Escribí este texto hace 6 años, para una revista con la que colaboré como firma invitada. Lo comparto
en El Fogonero para celebrar el 40
aniversario de Brugal Extra Viejo, el ron con el que todas las tardes del mundo
brindo con los míos.
Mi padre tenía un peligroso arte para abrir las
botellas de ron. Hablo de la época en que aún se les ponía corcho y de una Cuba
que ya se me está borrando para convertirse, cada vez más, en
imprecisa nostalgia. Cuando caía la tarde, él iba a la bodega y regresaba con
una “piquilarga” dentro de un cartucho, debajo del brazo.
Con la mano izquierda, agarraba la botella por el cuello
y la levantaba bien alto. Luego, con la derecha, le daba un puñetazo por el
fondo que hacía saltar al corcho. Era un golpe tan seco, que el cristal sonaba
a madera. ¡Trac!. Acto seguido, rociaba el suelo con el primer trago.
No era un hombre religioso ni tenía supersticiones,
pero también era incapaz de beberse una botella de ron sin antes cederle el
primer trago a los seres invisibles que le rodeaban. Esa vieja tradición cubana
proviene de ancestrales ritos africanos.
Cuando a los esclavos se les daba ron en los
barracones, para que tuvieran más ánimo en los cortes de caña, ellos también
dejaban caer al suelo el primer sorbo.
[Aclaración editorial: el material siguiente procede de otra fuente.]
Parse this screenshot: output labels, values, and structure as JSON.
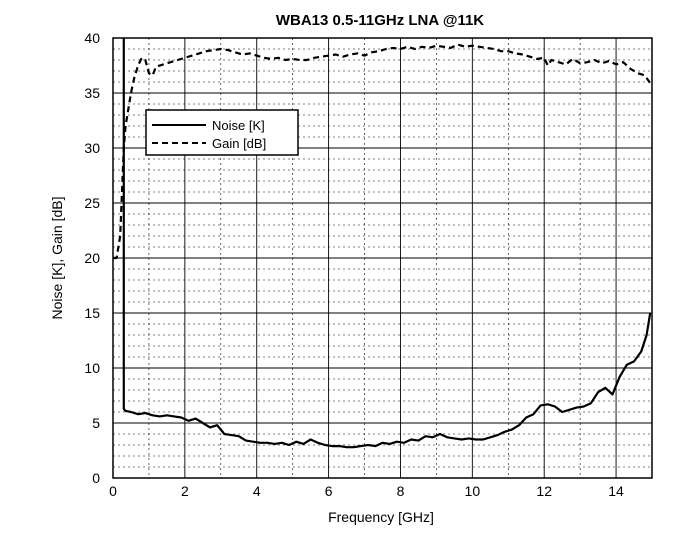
{
  "chart_data": {
    "type": "line",
    "title": "WBA13 0.5-11GHz LNA @11K",
    "xlabel": "Frequency [GHz]",
    "ylabel": "Noise [K], Gain [dB]",
    "xlim": [
      0,
      15
    ],
    "ylim": [
      0,
      40
    ],
    "xticks": [
      0,
      2,
      4,
      6,
      8,
      10,
      12,
      14
    ],
    "yticks": [
      0,
      5,
      10,
      15,
      20,
      25,
      30,
      35,
      40
    ],
    "xtick_labels": [
      "0",
      "2",
      "4",
      "6",
      "8",
      "10",
      "12",
      "14"
    ],
    "ytick_labels": [
      "0",
      "5",
      "10",
      "15",
      "20",
      "25",
      "30",
      "35",
      "40"
    ],
    "grid": true,
    "legend": {
      "placement": "upper-left"
    },
    "series": [
      {
        "name": "Noise [K]",
        "style": "solid",
        "x": [
          0.3,
          0.3,
          0.32,
          0.35,
          0.5,
          0.7,
          0.9,
          1.1,
          1.3,
          1.5,
          1.7,
          1.9,
          2.1,
          2.3,
          2.5,
          2.7,
          2.9,
          3.1,
          3.3,
          3.5,
          3.7,
          3.9,
          4.1,
          4.3,
          4.5,
          4.7,
          4.9,
          5.1,
          5.3,
          5.5,
          5.7,
          5.9,
          6.1,
          6.3,
          6.5,
          6.7,
          6.9,
          7.1,
          7.3,
          7.5,
          7.7,
          7.9,
          8.1,
          8.3,
          8.5,
          8.7,
          8.9,
          9.1,
          9.3,
          9.5,
          9.7,
          9.9,
          10.1,
          10.3,
          10.5,
          10.7,
          10.9,
          11.1,
          11.3,
          11.5,
          11.7,
          11.9,
          12.1,
          12.3,
          12.5,
          12.7,
          12.9,
          13.1,
          13.3,
          13.5,
          13.7,
          13.9,
          14.1,
          14.3,
          14.5,
          14.7,
          14.85,
          14.95
        ],
        "values": [
          40,
          6.3,
          6.2,
          6.1,
          6.0,
          5.8,
          5.9,
          5.7,
          5.6,
          5.7,
          5.6,
          5.5,
          5.2,
          5.4,
          5.0,
          4.6,
          4.8,
          4.0,
          3.9,
          3.8,
          3.4,
          3.3,
          3.2,
          3.2,
          3.1,
          3.2,
          3.0,
          3.3,
          3.1,
          3.5,
          3.2,
          3.0,
          2.9,
          2.9,
          2.8,
          2.8,
          2.9,
          3.0,
          2.9,
          3.2,
          3.1,
          3.3,
          3.2,
          3.5,
          3.4,
          3.8,
          3.7,
          4.0,
          3.7,
          3.6,
          3.5,
          3.6,
          3.5,
          3.5,
          3.7,
          3.9,
          4.2,
          4.4,
          4.8,
          5.5,
          5.8,
          6.6,
          6.7,
          6.5,
          6.0,
          6.2,
          6.4,
          6.5,
          6.8,
          7.8,
          8.2,
          7.6,
          9.2,
          10.3,
          10.6,
          11.5,
          13.0,
          15.0
        ]
      },
      {
        "name": "Gain [dB]",
        "style": "dashed",
        "x": [
          0.0,
          0.1,
          0.2,
          0.3,
          0.35,
          0.4,
          0.5,
          0.6,
          0.7,
          0.8,
          0.9,
          1.0,
          1.1,
          1.2,
          1.4,
          1.6,
          1.8,
          2.0,
          2.2,
          2.4,
          2.6,
          2.8,
          3.0,
          3.2,
          3.4,
          3.6,
          3.8,
          4.0,
          4.2,
          4.4,
          4.6,
          4.8,
          5.0,
          5.2,
          5.4,
          5.6,
          5.8,
          6.0,
          6.2,
          6.4,
          6.6,
          6.8,
          7.0,
          7.2,
          7.4,
          7.6,
          7.8,
          8.0,
          8.2,
          8.4,
          8.6,
          8.8,
          9.0,
          9.2,
          9.4,
          9.6,
          9.8,
          10.0,
          10.2,
          10.4,
          10.6,
          10.8,
          11.0,
          11.2,
          11.4,
          11.6,
          11.8,
          12.0,
          12.1,
          12.2,
          12.4,
          12.6,
          12.8,
          13.0,
          13.2,
          13.4,
          13.6,
          13.8,
          14.0,
          14.2,
          14.4,
          14.6,
          14.8,
          14.95
        ],
        "values": [
          20.0,
          20.0,
          22.0,
          30.0,
          32.0,
          33.0,
          35.0,
          36.5,
          37.5,
          38.2,
          38.0,
          36.8,
          36.6,
          37.4,
          37.6,
          37.8,
          38.0,
          38.2,
          38.4,
          38.6,
          38.8,
          38.9,
          39.0,
          38.9,
          38.7,
          38.5,
          38.6,
          38.4,
          38.2,
          38.1,
          38.2,
          38.0,
          38.1,
          38.0,
          38.0,
          38.2,
          38.3,
          38.4,
          38.5,
          38.3,
          38.5,
          38.6,
          38.4,
          38.7,
          38.8,
          39.0,
          39.1,
          39.0,
          39.2,
          39.0,
          39.2,
          39.1,
          39.3,
          39.2,
          39.1,
          39.4,
          39.2,
          39.3,
          39.2,
          39.1,
          39.0,
          38.8,
          38.8,
          38.6,
          38.5,
          38.3,
          38.1,
          38.2,
          37.5,
          38.0,
          37.8,
          37.6,
          38.1,
          37.7,
          37.8,
          38.0,
          37.7,
          37.9,
          37.6,
          37.8,
          37.2,
          36.8,
          36.6,
          35.9
        ]
      }
    ]
  }
}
En ese instante, me imagino, solo
pensaban en sus dioses, en sus antepasados y en su madre tierra, que había
quedado del otro lado de un océano que nunca vieron en el barco negrero.
Poco a poco el rito de conceder el primer trago de
ron contagió también a los amos y se arraigó tanto en la sociedad que aún
permanece vivo. Por más escaso que sea, por poco que haya, lo primero que sale
de la botella es una ofrenda innegociable.
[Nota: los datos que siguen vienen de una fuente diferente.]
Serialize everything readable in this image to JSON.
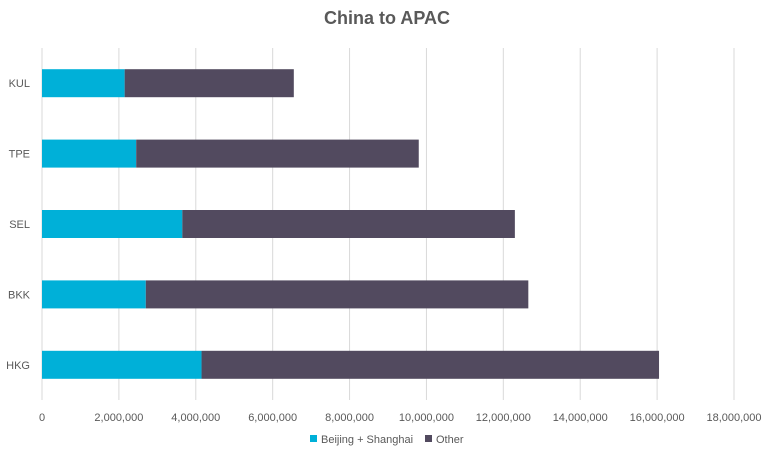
{
  "chart_data": {
    "type": "bar",
    "orientation": "horizontal",
    "stacked": true,
    "title": "China to APAC",
    "categories": [
      "KUL",
      "TPE",
      "SEL",
      "BKK",
      "HKG"
    ],
    "series": [
      {
        "name": "Beijing + Shanghai",
        "color": "#00b0d8",
        "values": [
          2150000,
          2450000,
          3650000,
          2700000,
          4150000
        ]
      },
      {
        "name": "Other",
        "color": "#524a5f",
        "values": [
          4400000,
          7350000,
          8650000,
          9950000,
          11900000
        ]
      }
    ],
    "xlim": [
      0,
      18000000
    ],
    "x_ticks": [
      "0",
      "2,000,000",
      "4,000,000",
      "6,000,000",
      "8,000,000",
      "10,000,000",
      "12,000,000",
      "14,000,000",
      "16,000,000",
      "18,000,000"
    ],
    "grid": true,
    "legend_position": "bottom"
  }
}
Unos la dedican a sus santos, otros a sus
familiares muertos y no faltan los que piden que se haga realidad el más
inalcanzable de sus sueños. Yo, por ejemplo, se lo dedico siempre a tres de mis
muertos más queridos: mi abuelo Aurelio Yero, mi padre Serafín Venegas y mi tío
Aldo Yero.
Si por algún accidente, se derrama un vaso lleno de
ron o la botella cae al suelo y se rompe, nadie puede lamentarlo. “Ellos tenían
sed”, advierte alguien. Esa obligada frase se convierte a su vez en un consuelo
unánime, que cada quien por separado le dedica a los suyos.
El ron no es solo uno de los placeres más rotundos
que los caribeños le regalaron al mundo, es también el epicentro de expresiones
culturales muy diversas que alrededor de él se manifiestan y consagran. En
1999, fui invitado a participar en el Festival Cálido Invierno de Puerto Plata.
Era mi segundo viaje a República Dominicana y,
aunque ya me había enamorado de este país (gracias a Mirtha Olivares y Freddy
Ginebra, que en mi viaje anterior me lo habían descubierto), ni sospechaba que
acabaría viviendo en él. Hice el vuelo acompañado por el escritor cubano Arturo
Arango.
Freddy nos esperó en el aeropuerto y, después de
una escala obligada en su restaurante preferido de la ciudad, nos llevó a la
estación de Metro para que tomáramos el autobús hacia la Novia del Atlántico.
Cuando ya nos despedíamos, fue hasta el baúl de su vehículo y sacó dos bolsas.
—Como no estoy seguro de cuál es el ron de la casa
en el resort donde se hospedarán, aquí tienen dos botellas de Brugal Extra
Viejo para cada uno —nos dijo.
Arturo tomó las suyas y se subió al autobús.
Mientras yo me despedía con los abrazos de rigor, el fondo de mi bolsa cedió y
las dos botellas de Brugal cayeron al suelo, haciéndose añicos. Recuerdo que
Freddy hizo un largo silencio. Luego, levantó la cabeza y, con una rara mueca
de satisfacción, abrió sus ojos azules un poco más de lo habitual.
—Muchacho —me dijo con una sonrisa cómplice—, creo que tú no te vas a poder ir de
aquí.
Tenía razón, todavía estoy aquí. Siempre que
destapo un Extra Viejo, le brindo en silencio a Aurelio, Serafín y Aldo; luego
le doy las gracias a Brugal por haberme regalado su país.